Trombone Shorty has different ways of listening

Troy Andrews, aka Trombone Shorty, will bring a love of guitar and hip-hop to the TD Vancouver International Jazz Festival

    1 of 1 2 of 1

      Remember Katrina the Category 3 hurricane that lashed Louisiana in 2005 is all everyone from outside the Big Easy wants to know about, but it seems that New Orleans residents have put all that behind them. Just ask Trombone Shorty, the latest in a long line of musical ambassadors to emerge from the city that sits astride the Mississippi River’s muddy delta.

      “It happened,” he says amicably enough, reached at a Charleston, South Carolina, tour stop. “But I don’t want to keep reminding myself of it. I don’t like to sing about it or play about it; I just want to make music and continue to let that be a positive force and not bring it down with that type of writing. Some people are great at it, but myself, personally, I just want to play and keep the music happy.”

      In other words, the young man otherwise known as 25-year-old Troy Andrews has most definitely not got the blues. In fact, he’s rapturously riding the warm response his first major-label recording, Backatown, has been receiving, and he says his birthplace isn’t doing too badly, either.

      “Music in New Orleans has always been the heartbeat that drives the city,” he explains. “It was that even before Katrina, and that’s what we had to rely on after the storm. Music brought a high percentage of the people back to the city, because once they couldn’t get Kermit Ruffins and the Rebirth Brass Band marching in the street, they realized that the music was a very essential part of our living there, and it’s a part of what we do.

      “So music never changed its role or its importance in the city,” he adds. “It’s just gotten stronger. From the audience standpoint, people are paying attention. It takes things like that to make people realize that we have something very special, and that we shouldn’t take it for granted.”

      This simple truth has been evident to Andrews, one of the headlining attractions at this year’s TD Vancouver International Jazz Festival, almost since day one. Born into a talented family—his grandfather was pioneering R & B singer Jessie Hill—he grew up with music as the core of his existence. A quick Google search will turn up photographs of him at age four, playing a trombone that’s bigger than he is, and he’d turned pro by the time he was in junior high. The result of this early training—in his home, at school, and on the street—is that Andrews now combines confidence, virtuosity, star power, and humility in equal measure. Although he defers graciously to his fellow Louisiana native Wynton Marsalis—“the best trumpeter in the entire world”, he says—he’s perhaps a more well-rounded musician, especially as he is equally accomplished on both trumpet and trombone.

      He’s also more adventurous.
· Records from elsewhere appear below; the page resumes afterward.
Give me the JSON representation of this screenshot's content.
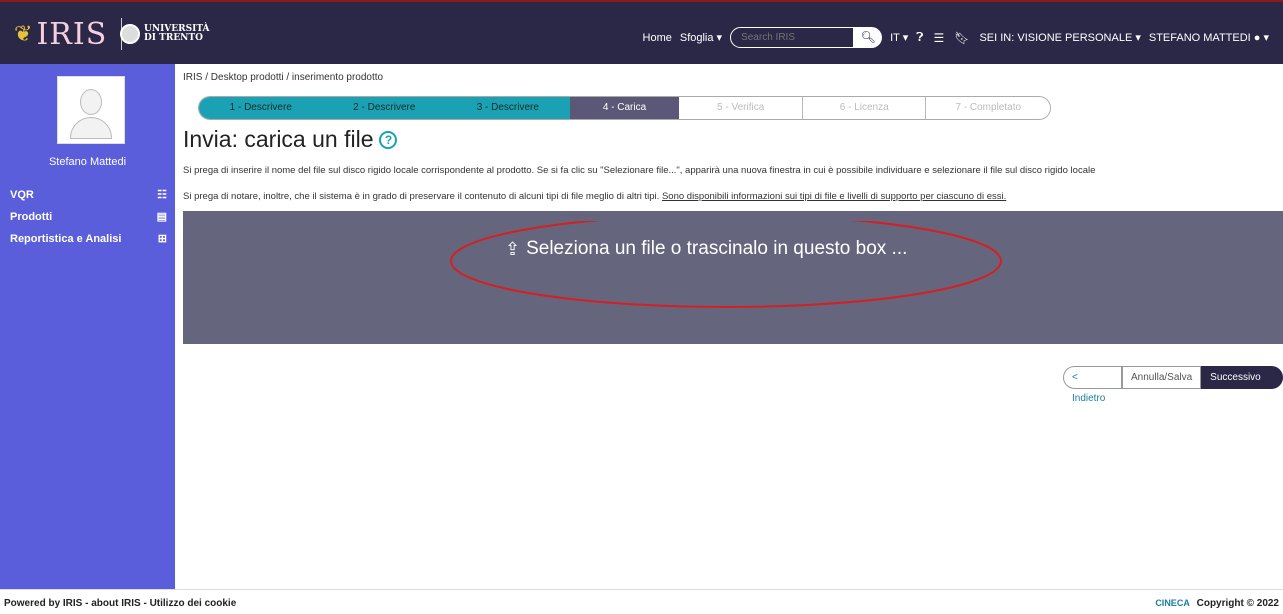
{
  "header": {
    "logo_text": "IRIS",
    "university_line1": "UNIVERSITÀ",
    "university_line2": "DI TRENTO",
    "nav": {
      "home": "Home",
      "sfoglia": "Sfoglia",
      "lang": "IT",
      "view": "SEI IN: VISIONE PERSONALE",
      "user": "STEFANO MATTEDI"
    },
    "search": {
      "placeholder": "Search IRIS"
    }
  },
  "sidebar": {
    "username": "Stefano Mattedi",
    "items": [
      {
        "label": "VQR",
        "icon": "list-icon"
      },
      {
        "label": "Prodotti",
        "icon": "folder-icon"
      },
      {
        "label": "Reportistica e Analisi",
        "icon": "grid-icon"
      }
    ]
  },
  "breadcrumb": "IRIS / Desktop prodotti / inserimento prodotto",
  "steps": [
    "1 - Descrivere",
    "2 - Descrivere",
    "3 - Descrivere",
    "4 - Carica",
    "5 - Verifica",
    "6 - Licenza",
    "7 - Completato"
  ],
  "page": {
    "title": "Invia: carica un file",
    "help": "?",
    "para1": "Si prega di inserire il nome del file sul disco rigido locale corrispondente al prodotto. Se si fa clic su \"Selezionare file...\", apparirà una nuova finestra in cui è possibile individuare e selezionare il file sul disco rigido locale",
    "para2_text": "Si prega di notare, inoltre, che il sistema è in grado di preservare il contenuto di alcuni tipi di file meglio di altri tipi. ",
    "para2_link": "Sono disponibili informazioni sui tipi di file e livelli di supporto per ciascuno di essi.",
    "dropbox_text": "Seleziona un file o trascinalo in questo box ..."
  },
  "buttons": {
    "back": "< Indietro",
    "cancel": "Annulla/Salva",
    "next": "Successivo >"
  },
  "footer": {
    "left": "Powered by IRIS - about IRIS - Utilizzo dei cookie",
    "cineca": "CINECA",
    "right": "Copyright © 2022"
  },
  "colors": {
    "header": "#2a2747",
    "sidebar": "#5b5edb",
    "step_done": "#1aa2b4",
    "dropbox": "#66657e",
    "annotation": "#d42020"
  }
}
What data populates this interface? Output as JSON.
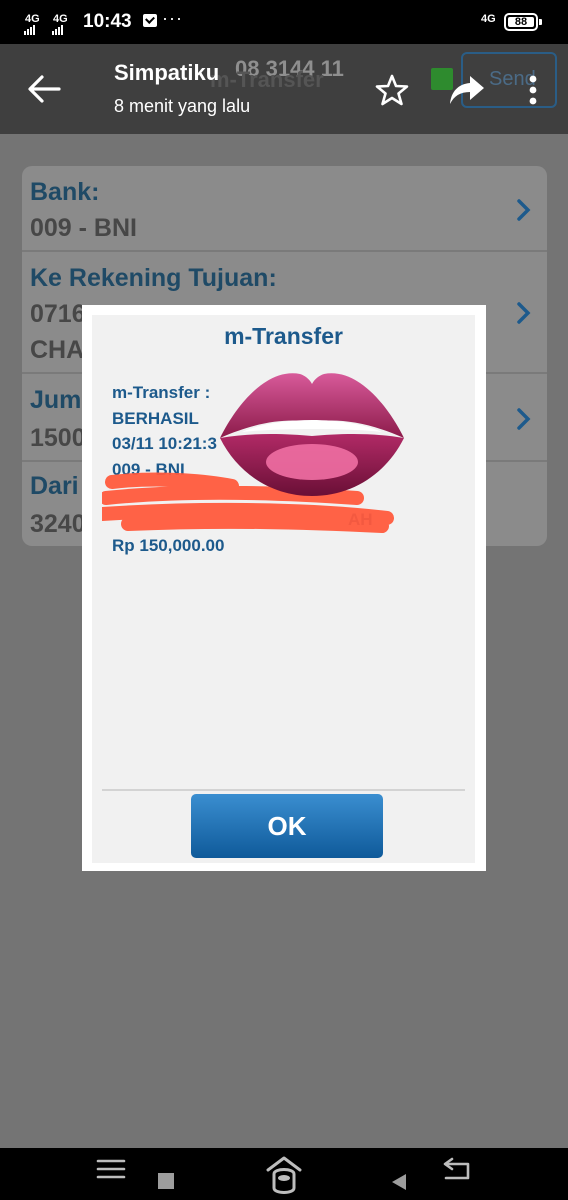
{
  "status_bar": {
    "signal_1": "4G",
    "signal_2": "4G",
    "time": "10:43",
    "overflow": "···",
    "network_right": "4G",
    "battery": "88"
  },
  "viewer": {
    "title": "Simpatiku",
    "subtitle": "8 menit yang lalu",
    "back_icon": "arrow-left-icon",
    "star_icon": "star-outline-icon",
    "share_icon": "share-arrow-icon",
    "more_icon": "more-vertical-icon"
  },
  "background_app": {
    "header_title": "m-Transfer",
    "header_number": "08 3144 11",
    "send_label": "Send",
    "rows": [
      {
        "label": "Bank:",
        "value": "009 - BNI"
      },
      {
        "label": "Ke Rekening Tujuan:",
        "value": "0716",
        "value2": "CHA"
      },
      {
        "label": "Juml",
        "value": "1500"
      },
      {
        "label": "Dari",
        "value": "3240"
      }
    ]
  },
  "dialog": {
    "title": "m-Transfer",
    "lines": [
      "m-Transfer :",
      "BERHASIL",
      "03/11 10:21:3",
      "009 - BNI",
      "Rp 150,000.00"
    ],
    "partial_line": "AH",
    "ok_label": "OK"
  },
  "nav_bar": {
    "icons": [
      "menu-icon",
      "square-icon",
      "home-icon",
      "back-triangle-icon",
      "return-icon"
    ]
  }
}
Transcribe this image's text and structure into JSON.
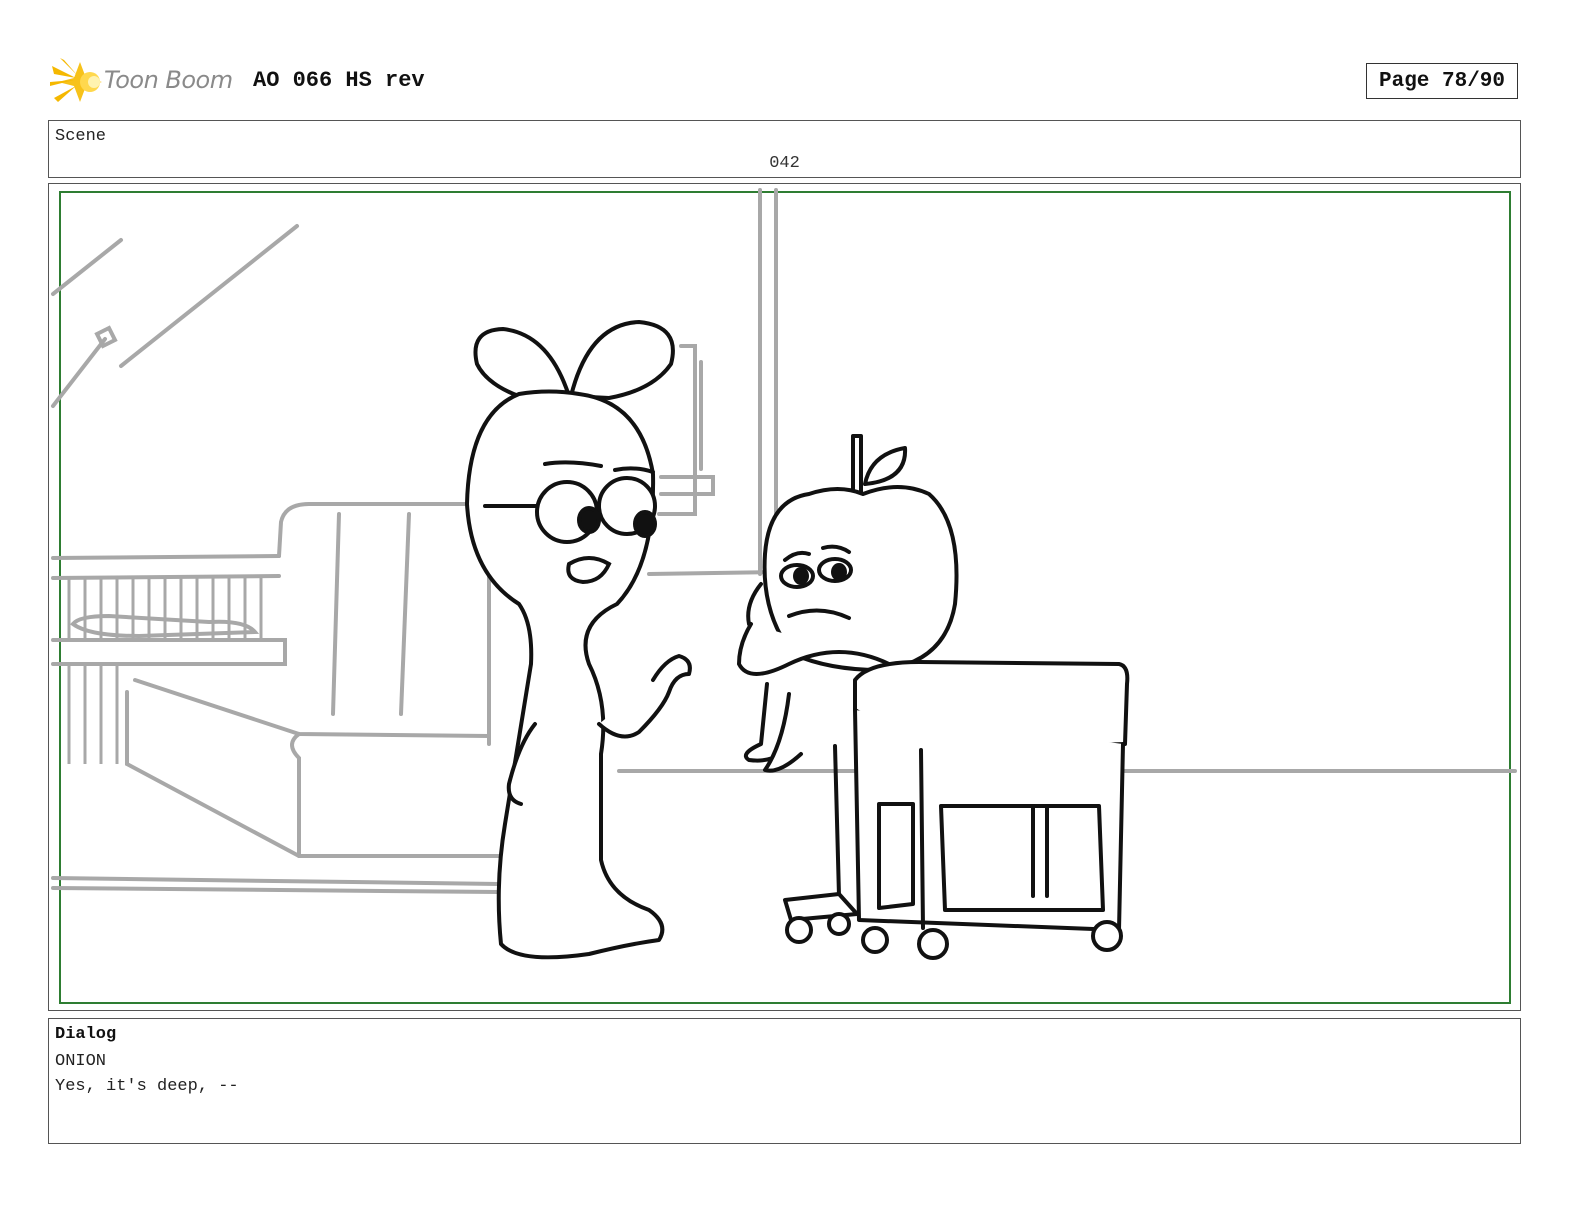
{
  "header": {
    "brand": "Toon Boom",
    "title": "AO 066 HS rev",
    "page_label": "Page 78/90"
  },
  "scene": {
    "label": "Scene",
    "number": "042"
  },
  "panel": {
    "frame_color": "#2e7d32",
    "characters": [
      "rabbit-like character",
      "apple character"
    ]
  },
  "dialog": {
    "header": "Dialog",
    "speaker": "ONION",
    "line": "Yes, it's deep, --"
  }
}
Rather than split his time between classical music and classic jazz, Andrews has incorporated the quick-spitting wordplay of hip-hop into his style, and he’s also surprisingly fond of the occasional power chord. The Neville Brothers might have worked rock guitar into their New Orleans funk, but he’s the first to make it an integral part of his approach.

      “Rock guitar is one of my favourite sounds,” says Andrews, who’s toured with Lenny Kravitz and recently recorded with Eric Clapton. “I’m always trying to emulate guitar. Especially when I’m playing the trombone, that’s what I think about. Like, I listen to guitar players every day: Warren Haynes, Lenny Kravitz, Prince, different people. And I’m always trying to find out a way how I can get my trombone to sound like that. I’m influenced by that type of music heavily, and I just want to find a way to squeeze in between the power chords with my horn.”

      Loud guitars play a prominent role in Backatown tracks “Suburbia” and “The Cure”, but other alien influences can be detected as well—which is one of the reasons why Andrews’s emergence is so important for New Orleans. He’s neither a preservationist nor a futurist; instead, his sound is a true product of the polyglot present.

      “I’m always trying to find a way to do something different,” he stresses. “I was around a bunch of music in New Orleans, but I just wanted to find a different way to listen, just because I wanted to hear some different things. I’ve been able to play with some musicians that are not from New Orleans that have influenced me tremendously. So I can take everything that I’ve learned, everything that I hear, and in some type of way it comes out naturally in whatever I’m trying to do.

      “New Orleans is like my blood; it’s not going anywhere,” he adds. “And then I just take different things that I’ve learned over the years and add them to what I’m doing with the natural New Orleans sound.”

      Maybe that’s nothing new. New Orleans has always been a city where musical miscegenation has been possible, beginning with the day when the rhythms of African slaves met the melodies of Louisiana’s indigenous tribes. Add classical music and you’ve got ragtime; mix blues and Cuban music together and the result will sound a lot like early rock ’n’ roll. Andrews is just continuing that tradition—and in an especially exciting way. -

      Trombone Shorty plays the Vogue Theatre on June 27.